Saturday, August 21, 2010

Letter To My Younger Nipples

It was like this:
two white arms, pudgy and compact, bursting
out of lacy pink puffed chiffon sleeves.
legs crossed at the ankles, pigeon-toed.

I would like to say here something like, widget or gizmo or cheez whiz
But I am too old now.

Shit, I say, little girls really do wear pink bows in their hair.
They wear pink plastic beaded necklaces with jumping goat pendants
at their pulsating center, bounding landscapes of musky peach blossom,
drowsy feathered eyelashes batting with foreshadowing indifference, idiocy.

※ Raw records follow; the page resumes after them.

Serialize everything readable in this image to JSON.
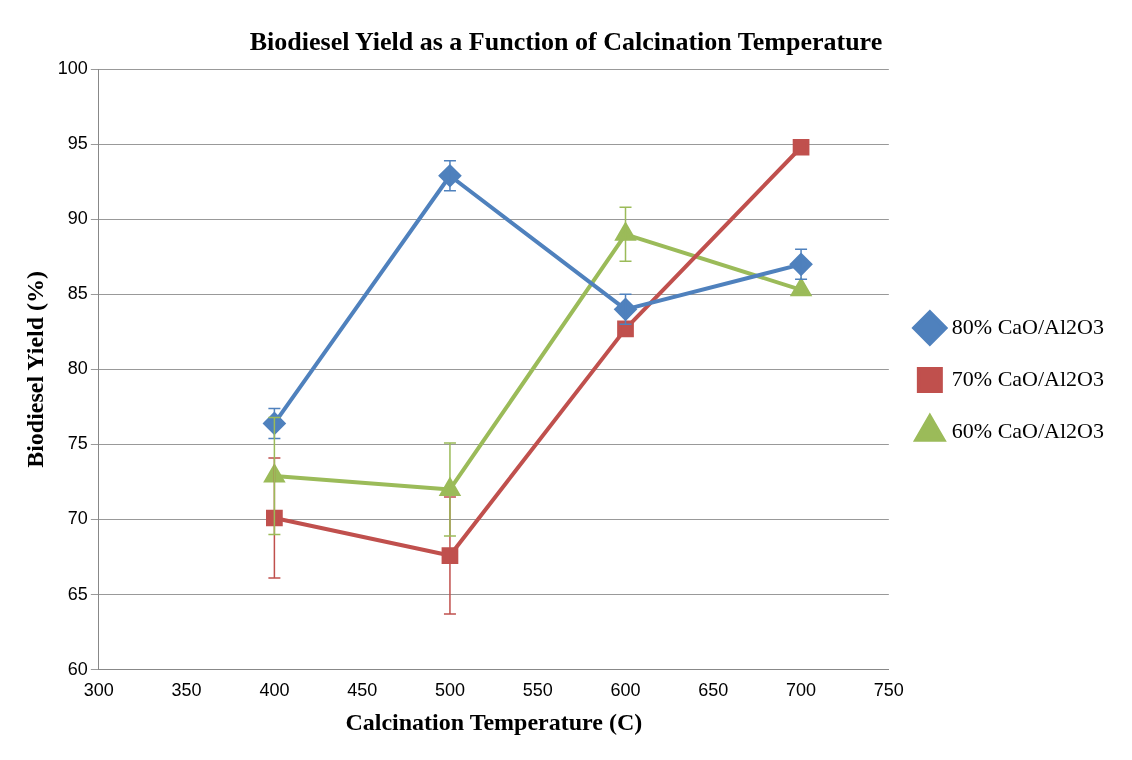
{
  "chart_data": {
    "type": "line",
    "title": "Biodiesel Yield as a Function of Calcination Temperature",
    "xlabel": "Calcination Temperature (C)",
    "ylabel": "Biodiesel Yield (%)",
    "x": [
      400,
      500,
      600,
      700
    ],
    "series": [
      {
        "name": "80% CaO/Al2O3",
        "color": "#4f81bd",
        "marker": "diamond",
        "values": [
          76.4,
          92.9,
          84,
          87
        ],
        "errors": [
          1,
          1,
          1,
          1
        ]
      },
      {
        "name": "70% CaO/Al2O3",
        "color": "#c0504d",
        "marker": "square",
        "values": [
          70.1,
          67.6,
          82.7,
          94.8
        ],
        "errors": [
          4,
          3.9,
          null,
          null
        ]
      },
      {
        "name": "60% CaO/Al2O3",
        "color": "#9bbb59",
        "marker": "triangle",
        "values": [
          72.9,
          72,
          89,
          85.3
        ],
        "errors": [
          3.9,
          3.1,
          1.8,
          null
        ]
      }
    ],
    "xlim": [
      300,
      750
    ],
    "xticks": [
      300,
      350,
      400,
      450,
      500,
      550,
      600,
      650,
      700,
      750
    ],
    "ylim": [
      60,
      100
    ],
    "yticks": [
      60,
      65,
      70,
      75,
      80,
      85,
      90,
      95,
      100
    ],
    "grid": "y",
    "legend": "right",
    "line_style": "solid"
  }
}
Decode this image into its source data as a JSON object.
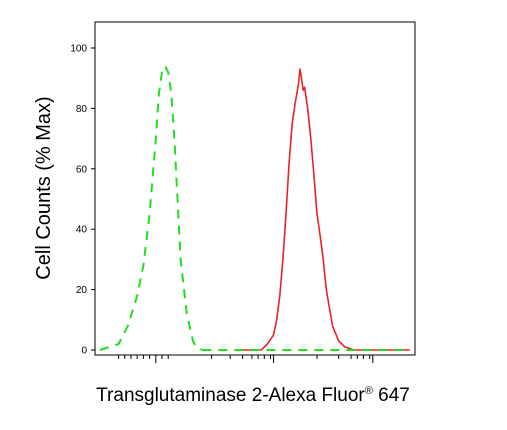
{
  "chart_data": {
    "type": "line",
    "xlabel": "Transglutaminase 2-Alexa Fluor",
    "xlabel_superscript": "®",
    "xlabel_suffix": " 647",
    "ylabel": "Cell Counts (% Max)",
    "ylim": [
      0,
      105
    ],
    "xlim": [
      0,
      1
    ],
    "yticks": [
      0,
      20,
      40,
      60,
      80,
      100
    ],
    "grid": false,
    "legend": "none",
    "series": [
      {
        "color": "#22dd22",
        "style": "dashed",
        "x": [
          0.0,
          0.06,
          0.09,
          0.12,
          0.14,
          0.16,
          0.18,
          0.19,
          0.2,
          0.21,
          0.22,
          0.23,
          0.24,
          0.25,
          0.26,
          0.28,
          0.3,
          0.31,
          0.33
        ],
        "y": [
          0,
          2,
          8,
          18,
          28,
          45,
          70,
          85,
          92,
          94,
          92,
          85,
          70,
          50,
          30,
          12,
          3,
          1,
          0
        ]
      },
      {
        "color": "#ee2222",
        "style": "solid",
        "x": [
          0.52,
          0.54,
          0.56,
          0.57,
          0.58,
          0.59,
          0.6,
          0.61,
          0.62,
          0.63,
          0.635,
          0.64,
          0.645,
          0.65,
          0.655,
          0.66,
          0.67,
          0.68,
          0.69,
          0.7,
          0.71,
          0.72,
          0.73,
          0.75,
          0.77,
          0.79,
          0.82
        ],
        "y": [
          0,
          2,
          5,
          10,
          18,
          30,
          45,
          62,
          75,
          82,
          85,
          88,
          93,
          90,
          86,
          87,
          80,
          70,
          58,
          45,
          38,
          30,
          20,
          8,
          3,
          1,
          0
        ]
      },
      {
        "color": "#ee2222",
        "style": "solid",
        "x": [
          0.46,
          0.52
        ],
        "y": [
          0,
          0
        ]
      },
      {
        "color": "#ee2222",
        "style": "solid",
        "x": [
          0.82,
          1.0
        ],
        "y": [
          0,
          0
        ]
      },
      {
        "color": "#22dd22",
        "style": "dashed",
        "x": [
          0.33,
          1.0
        ],
        "y": [
          0,
          0
        ]
      }
    ]
  }
}
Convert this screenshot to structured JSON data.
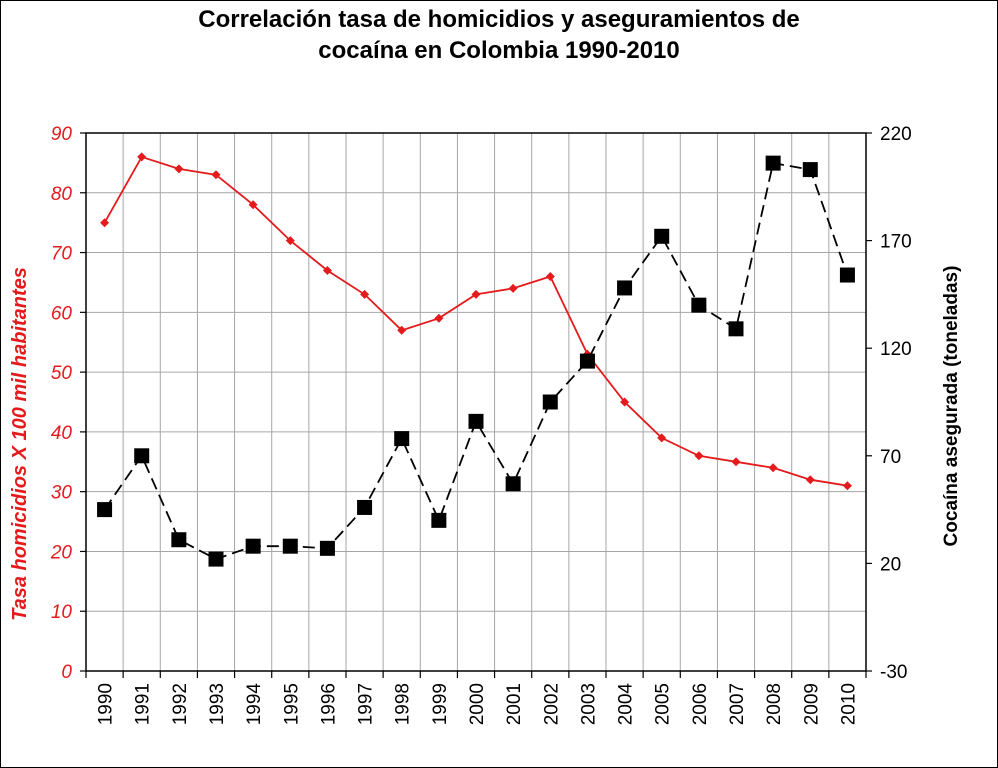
{
  "chart_data": {
    "type": "line",
    "title": "Correlación tasa de homicidios y aseguramientos de\ncocaína en Colombia 1990-2010",
    "x": [
      "1990",
      "1991",
      "1992",
      "1993",
      "1994",
      "1995",
      "1996",
      "1997",
      "1998",
      "1999",
      "2000",
      "2001",
      "2002",
      "2003",
      "2004",
      "2005",
      "2006",
      "2007",
      "2008",
      "2009",
      "2010"
    ],
    "ylabel_left": "Tasa homicidios X 100 mil habitantes",
    "ylabel_right": "Cocaína asegurada (toneladas)",
    "ylim_left": [
      0,
      90
    ],
    "ylim_right": [
      -30,
      220
    ],
    "yticks_left": [
      0,
      10,
      20,
      30,
      40,
      50,
      60,
      70,
      80,
      90
    ],
    "yticks_right": [
      -30,
      20,
      70,
      120,
      170,
      220
    ],
    "grid": true,
    "series": [
      {
        "axis": "left",
        "color": "#e41a1c",
        "style": "solid",
        "marker": "diamond",
        "values": [
          75,
          86,
          84,
          83,
          78,
          72,
          67,
          63,
          57,
          59,
          63,
          64,
          66,
          53,
          45,
          39,
          36,
          35,
          34,
          32,
          31
        ]
      },
      {
        "axis": "right",
        "color": "#000000",
        "style": "dashed",
        "marker": "square",
        "values": [
          45,
          70,
          31,
          22,
          28,
          28,
          27,
          46,
          78,
          40,
          86,
          57,
          95,
          114,
          148,
          172,
          140,
          129,
          206,
          203,
          154
        ]
      }
    ]
  }
}
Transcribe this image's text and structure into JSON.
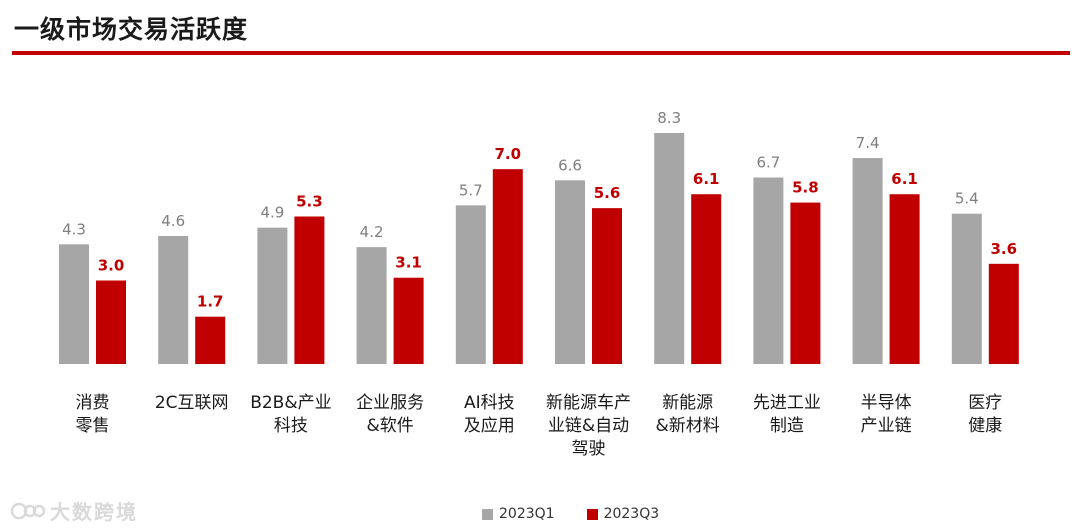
{
  "header": {
    "title": "一级市场交易活跃度"
  },
  "chart_data": {
    "type": "bar",
    "title": "一级市场交易活跃度",
    "categories": [
      "消费\n零售",
      "2C互联网",
      "B2B&产业\n科技",
      "企业服务\n&软件",
      "AI科技\n及应用",
      "新能源车产\n业链&自动\n驾驶",
      "新能源\n&新材料",
      "先进工业\n制造",
      "半导体\n产业链",
      "医疗\n健康"
    ],
    "series": [
      {
        "name": "2023Q1",
        "color": "#a6a6a6",
        "values": [
          4.3,
          4.6,
          4.9,
          4.2,
          5.7,
          6.6,
          8.3,
          6.7,
          7.4,
          5.4
        ]
      },
      {
        "name": "2023Q3",
        "color": "#c00000",
        "values": [
          3.0,
          1.7,
          5.3,
          3.1,
          7.0,
          5.6,
          6.1,
          5.8,
          6.1,
          3.6
        ]
      }
    ],
    "labels": {
      "q1": [
        "4.3",
        "4.6",
        "4.9",
        "4.2",
        "5.7",
        "6.6",
        "8.3",
        "6.7",
        "7.4",
        "5.4"
      ],
      "q3": [
        "3.0",
        "1.7",
        "5.3",
        "3.1",
        "7.0",
        "5.6",
        "6.1",
        "5.8",
        "6.1",
        "3.6"
      ]
    },
    "ylim": [
      0,
      8.3
    ],
    "grid": false,
    "legend": "bottom-center"
  },
  "watermark": {
    "text": "大数跨境"
  }
}
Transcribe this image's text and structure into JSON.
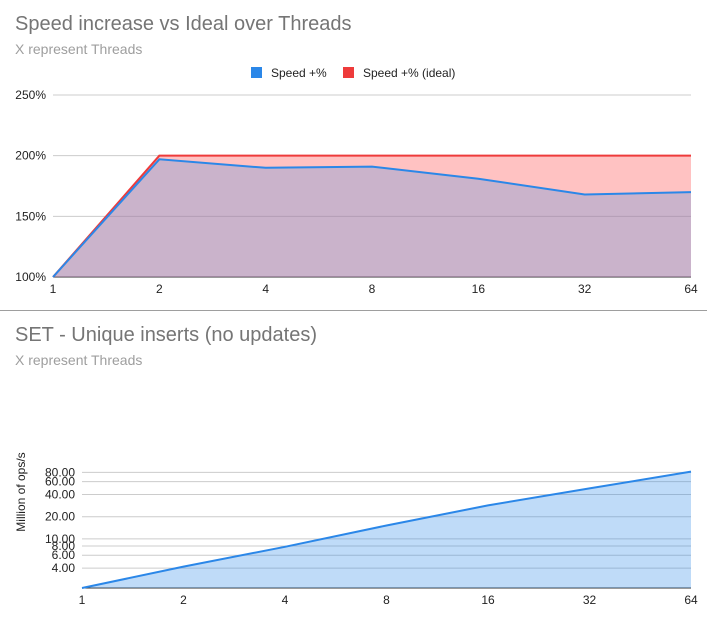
{
  "charts": [
    {
      "title": "Speed increase vs Ideal over Threads",
      "subtitle": "X represent Threads",
      "legend": [
        {
          "label": "Speed +%",
          "color": "#2b87e8"
        },
        {
          "label": "Speed +% (ideal)",
          "color": "#ee3b3b"
        }
      ]
    },
    {
      "title": "SET - Unique inserts (no updates)",
      "subtitle": "X represent Threads",
      "ylabel": "Million of ops/s"
    }
  ],
  "chart_data": [
    {
      "type": "area",
      "title": "Speed increase vs Ideal over Threads",
      "subtitle": "X represent Threads",
      "x": [
        "1",
        "2",
        "4",
        "8",
        "16",
        "32",
        "64"
      ],
      "series": [
        {
          "name": "Speed +%",
          "values": [
            100,
            197,
            190,
            191,
            181,
            168,
            170
          ],
          "color": "#2b87e8"
        },
        {
          "name": "Speed +% (ideal)",
          "values": [
            100,
            200,
            200,
            200,
            200,
            200,
            200
          ],
          "color": "#ee3b3b"
        }
      ],
      "yticks": [
        "100%",
        "150%",
        "200%",
        "250%"
      ],
      "ytick_values": [
        100,
        150,
        200,
        250
      ],
      "ylim": [
        100,
        250
      ],
      "legend_position": "top",
      "grid": true
    },
    {
      "type": "area",
      "title": "SET - Unique inserts (no updates)",
      "subtitle": "X represent Threads",
      "ylabel": "Million of ops/s",
      "yscale": "log",
      "x": [
        "1",
        "2",
        "4",
        "8",
        "16",
        "32",
        "64"
      ],
      "series": [
        {
          "values": [
            2.15,
            4.2,
            7.8,
            15.2,
            28.5,
            48.5,
            82
          ],
          "color": "#2b87e8"
        }
      ],
      "yticks": [
        "4.00",
        "6.00",
        "8.00",
        "10.00",
        "20.00",
        "40.00",
        "60.00",
        "80.00"
      ],
      "ytick_values": [
        4,
        6,
        8,
        10,
        20,
        40,
        60,
        80
      ],
      "ylim": [
        2.15,
        90
      ],
      "grid": true
    }
  ]
}
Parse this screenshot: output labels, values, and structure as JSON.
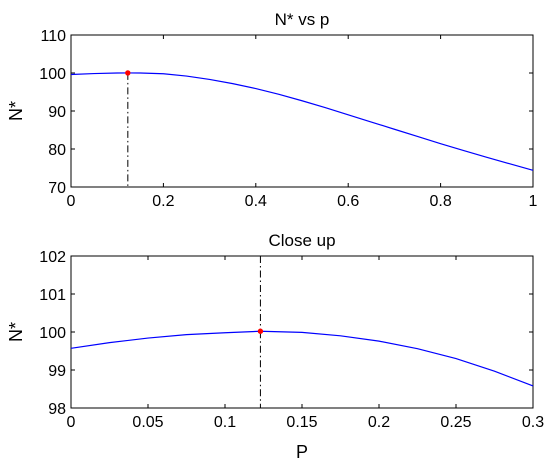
{
  "chart_data": [
    {
      "type": "line",
      "title": "N* vs p",
      "xlabel": "",
      "ylabel": "N*",
      "xlim": [
        0,
        1
      ],
      "ylim": [
        70,
        110
      ],
      "xticks": [
        0,
        0.2,
        0.4,
        0.6,
        0.8,
        1
      ],
      "xtick_labels": [
        "0",
        "0.2",
        "0.4",
        "0.6",
        "0.8",
        "1"
      ],
      "yticks": [
        70,
        80,
        90,
        100,
        110
      ],
      "ytick_labels": [
        "70",
        "80",
        "90",
        "100",
        "110"
      ],
      "grid": false,
      "legend": false,
      "series": [
        {
          "color": "#0000ff",
          "x": [
            0,
            0.05,
            0.1,
            0.123,
            0.15,
            0.2,
            0.25,
            0.3,
            0.35,
            0.4,
            0.45,
            0.5,
            0.55,
            0.6,
            0.65,
            0.7,
            0.75,
            0.8,
            0.85,
            0.9,
            0.95,
            1.0
          ],
          "y": [
            99.6,
            99.85,
            100.0,
            100.02,
            100.0,
            99.8,
            99.2,
            98.3,
            97.2,
            95.9,
            94.4,
            92.7,
            90.9,
            89.0,
            87.1,
            85.2,
            83.3,
            81.4,
            79.6,
            77.8,
            76.1,
            74.4
          ]
        }
      ],
      "marker": {
        "x": 0.123,
        "y": 100.02,
        "color": "#ff0000"
      },
      "vline": {
        "x": 0.123
      }
    },
    {
      "type": "line",
      "title": "Close up",
      "xlabel": "P",
      "ylabel": "N*",
      "xlim": [
        0,
        0.3
      ],
      "ylim": [
        98,
        102
      ],
      "xticks": [
        0,
        0.05,
        0.1,
        0.15,
        0.2,
        0.25,
        0.3
      ],
      "xtick_labels": [
        "0",
        "0.05",
        "0.1",
        "0.15",
        "0.2",
        "0.25",
        "0.3"
      ],
      "yticks": [
        98,
        99,
        100,
        101,
        102
      ],
      "ytick_labels": [
        "98",
        "99",
        "100",
        "101",
        "102"
      ],
      "grid": false,
      "legend": false,
      "series": [
        {
          "color": "#0000ff",
          "x": [
            0,
            0.025,
            0.05,
            0.075,
            0.1,
            0.123,
            0.15,
            0.175,
            0.2,
            0.225,
            0.25,
            0.275,
            0.3
          ],
          "y": [
            99.57,
            99.72,
            99.84,
            99.93,
            99.98,
            100.02,
            99.99,
            99.9,
            99.76,
            99.56,
            99.3,
            98.97,
            98.58
          ]
        }
      ],
      "marker": {
        "x": 0.123,
        "y": 100.02,
        "color": "#ff0000"
      },
      "vline": {
        "x": 0.123
      }
    }
  ]
}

My nipples, I swear, by the fluted bird song that rings nightly before dusk
(that warbling incandescent dulcimer bird of mystery!)
that they are different.
another color altogether, faintly smelling of celtic sea-salt or dry bones.
They used to smell like wet iron! Fuschia! Electric!
Now it is all flaxen, muted, foreign.

I swear by the river at night.
I can smell them.
Maybe they are out there,
by the waterfall suddenly swollen,
maybe they are out there
pressed up against a pair of cold knees
humming to a copse of stone and poplar
awaiting nothing - imaginary, safe, untouchable
carelessly listening to the coyotes love song.
Cold rubies, a word to you:

No hand is there
No devil but the devil in you
Be not awake to the tiny hearts hung there
Cherried, sparked, igniting reveries in future mouths.